Eventually, as always, he waited for me to fall asleep after we had discussed what I was wearing. He'd asked me to take it off with him on the phone, and then finally, he had to call me back. I knew what that was about, but when he returned the call, we had a good time teasing each other a little more.

It was a good thing he got me good and sleepy because I don't think I could have slept in his bed after teasing him like that. I'd already had sex with Evan in my head, even though he didn't know that, but I wasn't about to tell him either. I'd already pictured what he looked like naked, and the thoughts had been surfacing since he helped me bath that night in the hospital.

I hoped that eventually we would. The memories I did have of anything sexual with Josh, my high school boyfriend, didn't come close to what I wanted Evan to do to me. It was like this hockey player had taken over my mind and jumbled it with dirty thoughts. I wasn't sure if Evan was attracted to me that way, but his body language told me another story. His kisses added the words and his touches added page numbers.

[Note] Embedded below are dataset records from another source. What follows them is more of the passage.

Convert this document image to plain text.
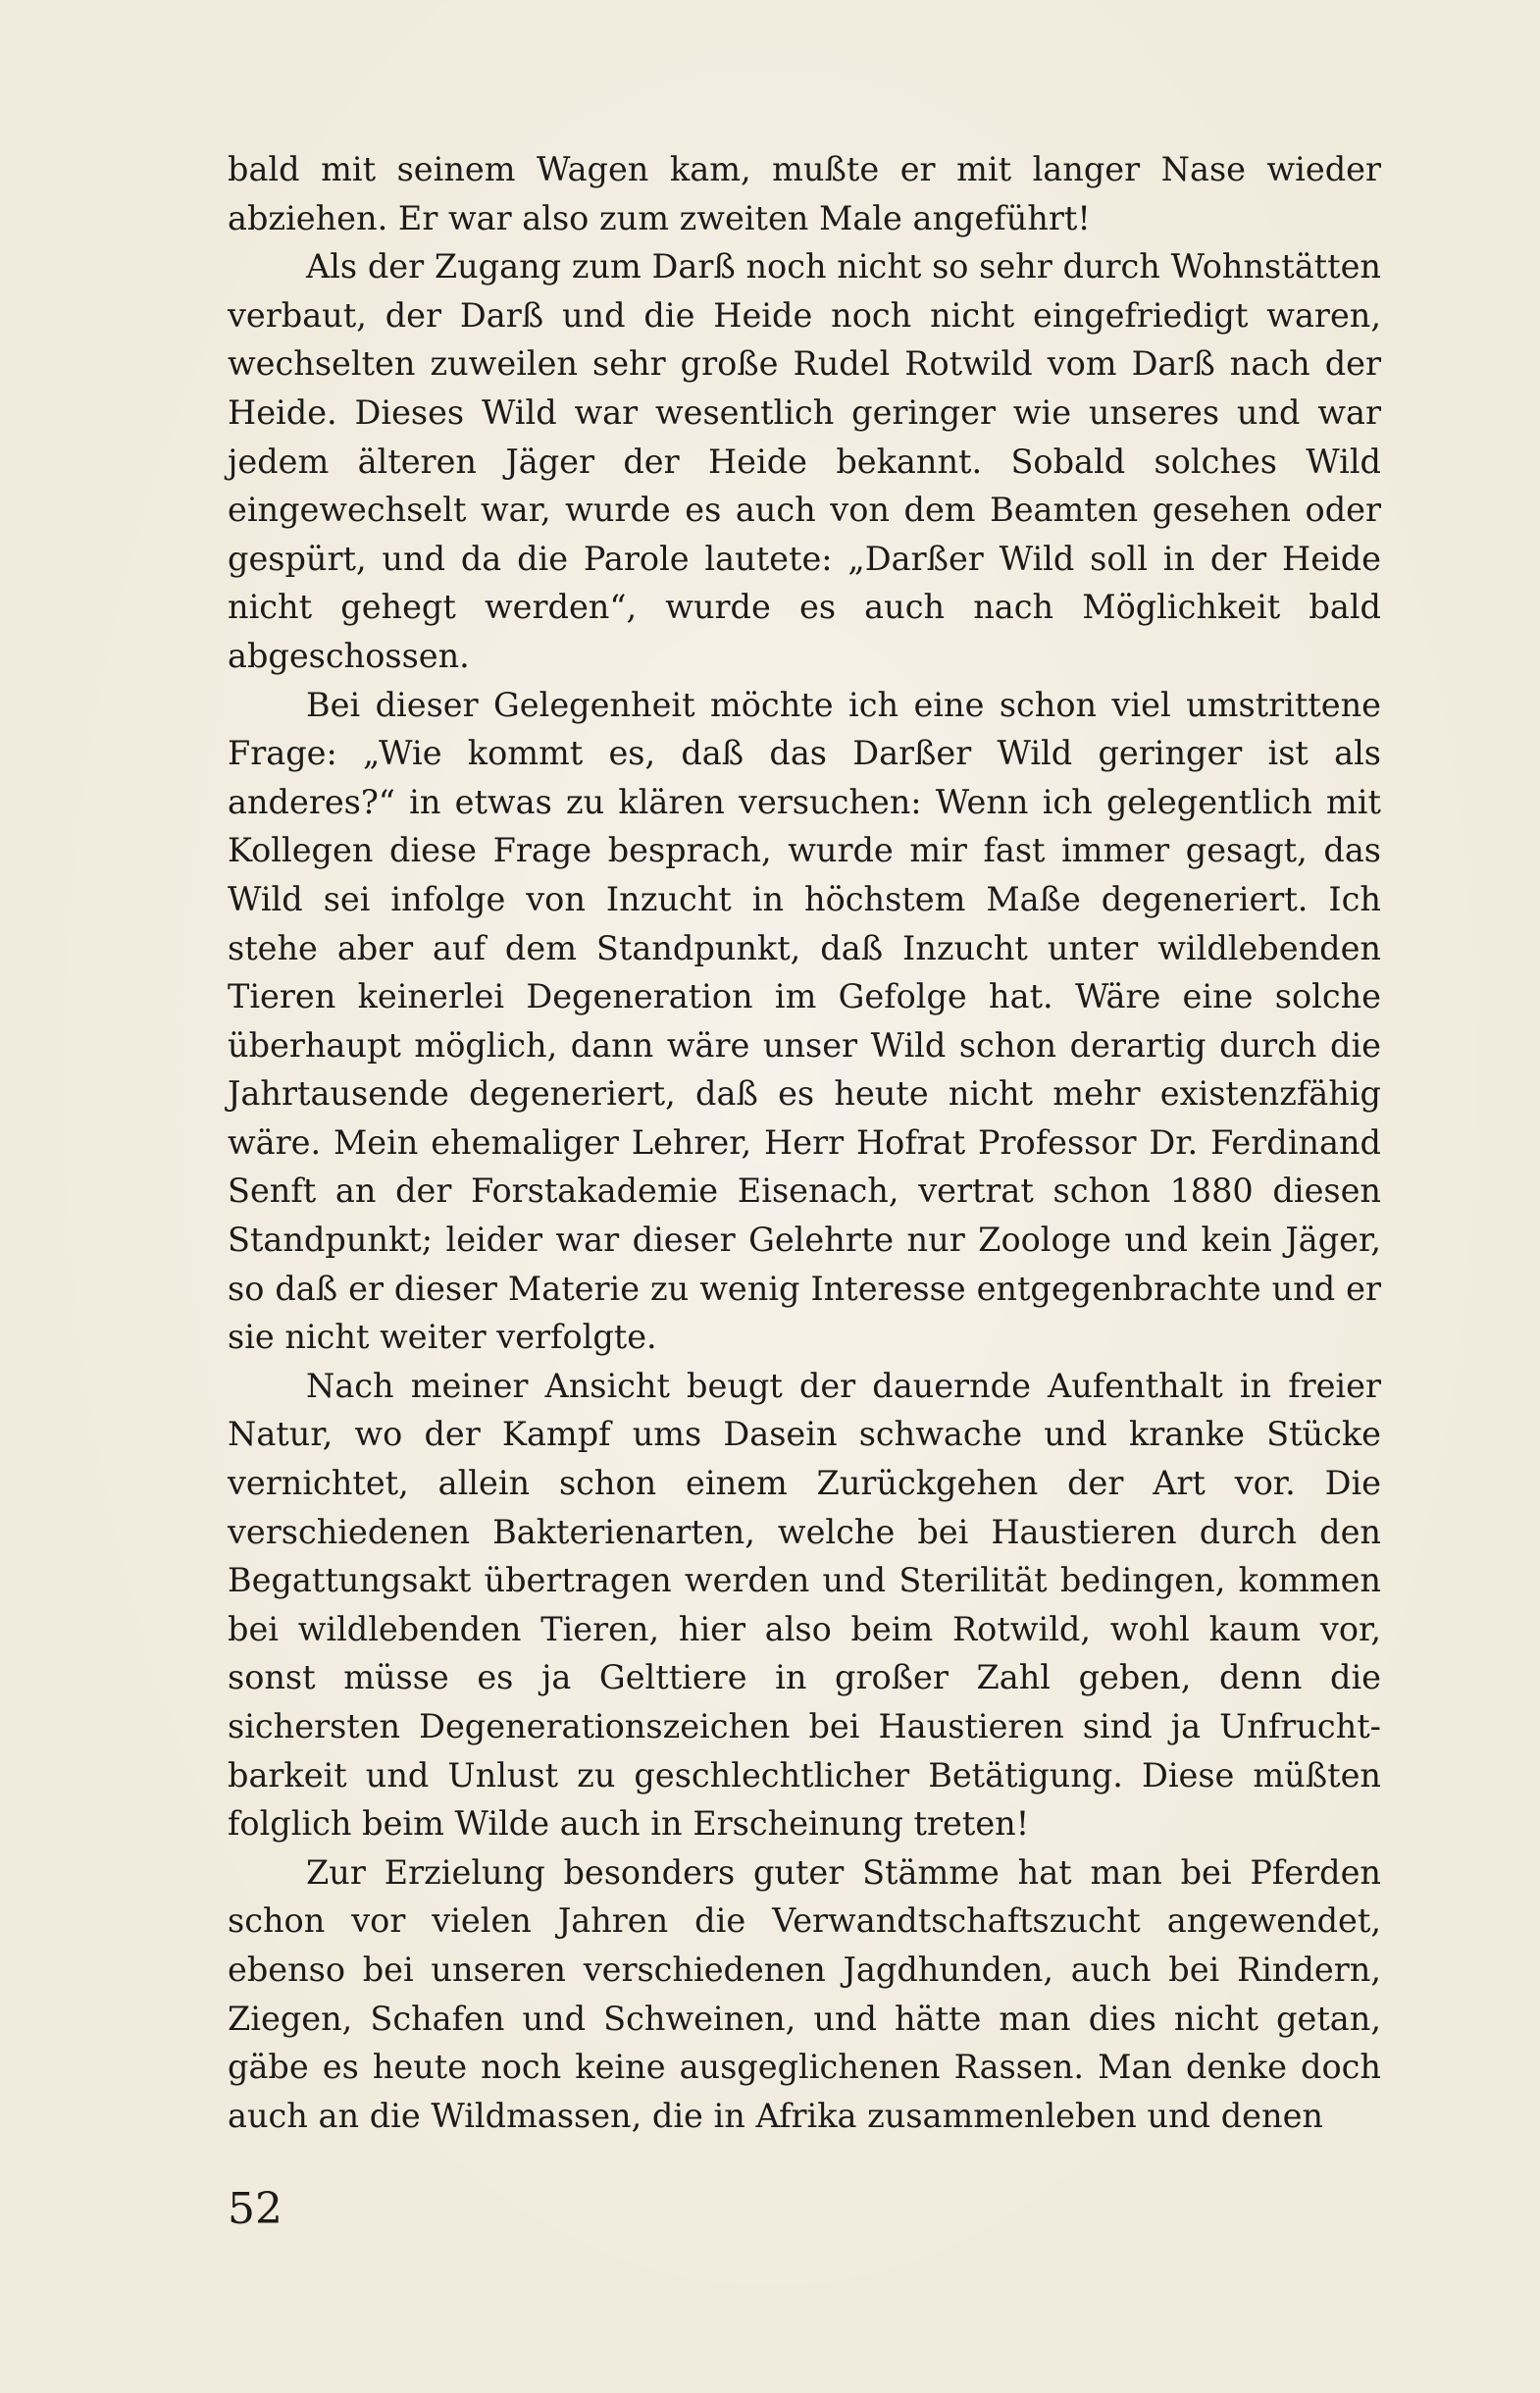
bald mit seinem Wagen kam, mußte er mit langer Nase wieder abziehen. Er war also zum zweiten Male angeführt!

Als der Zugang zum Darß noch nicht so sehr durch Wohnstätten verbaut, der Darß und die Heide noch nicht eingefriedigt waren, wechselten zuweilen sehr große Rudel Rotwild vom Darß nach der Heide. Dieses Wild war wesentlich geringer wie unseres und war jedem älteren Jäger der Heide bekannt. Sobald solches Wild eingewechselt war, wurde es auch von dem Beamten gesehen oder gespürt, und da die Parole lautete: „Darßer Wild soll in der Heide nicht gehegt werden“, wurde es auch nach Möglichkeit bald abgeschossen.

Bei dieser Gelegenheit möchte ich eine schon viel umstrittene Frage: „Wie kommt es, daß das Darßer Wild geringer ist als anderes?“ in etwas zu klären versuchen: Wenn ich gelegentlich mit Kollegen diese Frage besprach, wurde mir fast immer gesagt, das Wild sei infolge von Inzucht in höchstem Maße degeneriert. Ich stehe aber auf dem Standpunkt, daß Inzucht unter wildlebenden Tieren keinerlei Degeneration im Gefolge hat. Wäre eine solche überhaupt möglich, dann wäre unser Wild schon derartig durch die Jahrtausende degeneriert, daß es heute nicht mehr existenzfähig wäre. Mein ehemaliger Lehrer, Herr Hofrat Professor Dr. Ferdinand Senft an der Forstakademie Eisenach, vertrat schon 1880 diesen Standpunkt; leider war dieser Gelehrte nur Zoologe und kein Jäger, so daß er dieser Materie zu wenig Interesse entgegenbrachte und er sie nicht weiter verfolgte.

Nach meiner Ansicht beugt der dauernde Aufenthalt in freier Natur, wo der Kampf ums Dasein schwache und kranke Stücke vernichtet, allein schon einem Zurückgehen der Art vor. Die verschiedenen Bakterienarten, welche bei Haustieren durch den Begattungsakt übertragen werden und Sterilität bedingen, kommen bei wildlebenden Tieren, hier also beim Rotwild, wohl kaum vor, sonst müsse es ja Gelttiere in großer Zahl geben, denn die sichersten Degenerationszeichen bei Haustieren sind ja Unfruchtbarkeit und Unlust zu geschlechtlicher Betätigung. Diese müßten folglich beim Wilde auch in Erscheinung treten!

Zur Erzielung besonders guter Stämme hat man bei Pferden schon vor vielen Jahren die Verwandtschaftszucht angewendet, ebenso bei unseren verschiedenen Jagdhunden, auch bei Rindern, Ziegen, Schafen und Schweinen, und hätte man dies nicht getan, gäbe es heute noch keine ausgeglichenen Rassen. Man denke doch auch an die Wildmassen, die in Afrika zusammenleben und denen

52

My heart gave me a kick, reminding me that I was in his bed. He obviously wanted me close to him.

Before I came to Chicago, I had one boyfriend growing up, Josh, and we never had sex, but we did everything else imaginable during those three years. Then one day we had decided it was time. We were on the Oregon coast at his parents' house the day my family was killed. Josh and I, having been together for years, were going to do it that weekend. It was actually a big deal, too. We'd been planning it for a few weeks, giddy first time lovers wanting to show their love.

Then I had gotten the phone call about my family the day we were at the beach, and it just never happened. After they died Josh and I grew apart. His sister was on that plane with my brother and my family. Neither one of us handled it the way we should have. Instead of something bringing us closer together so we could be there for each other, Josh pushed me away.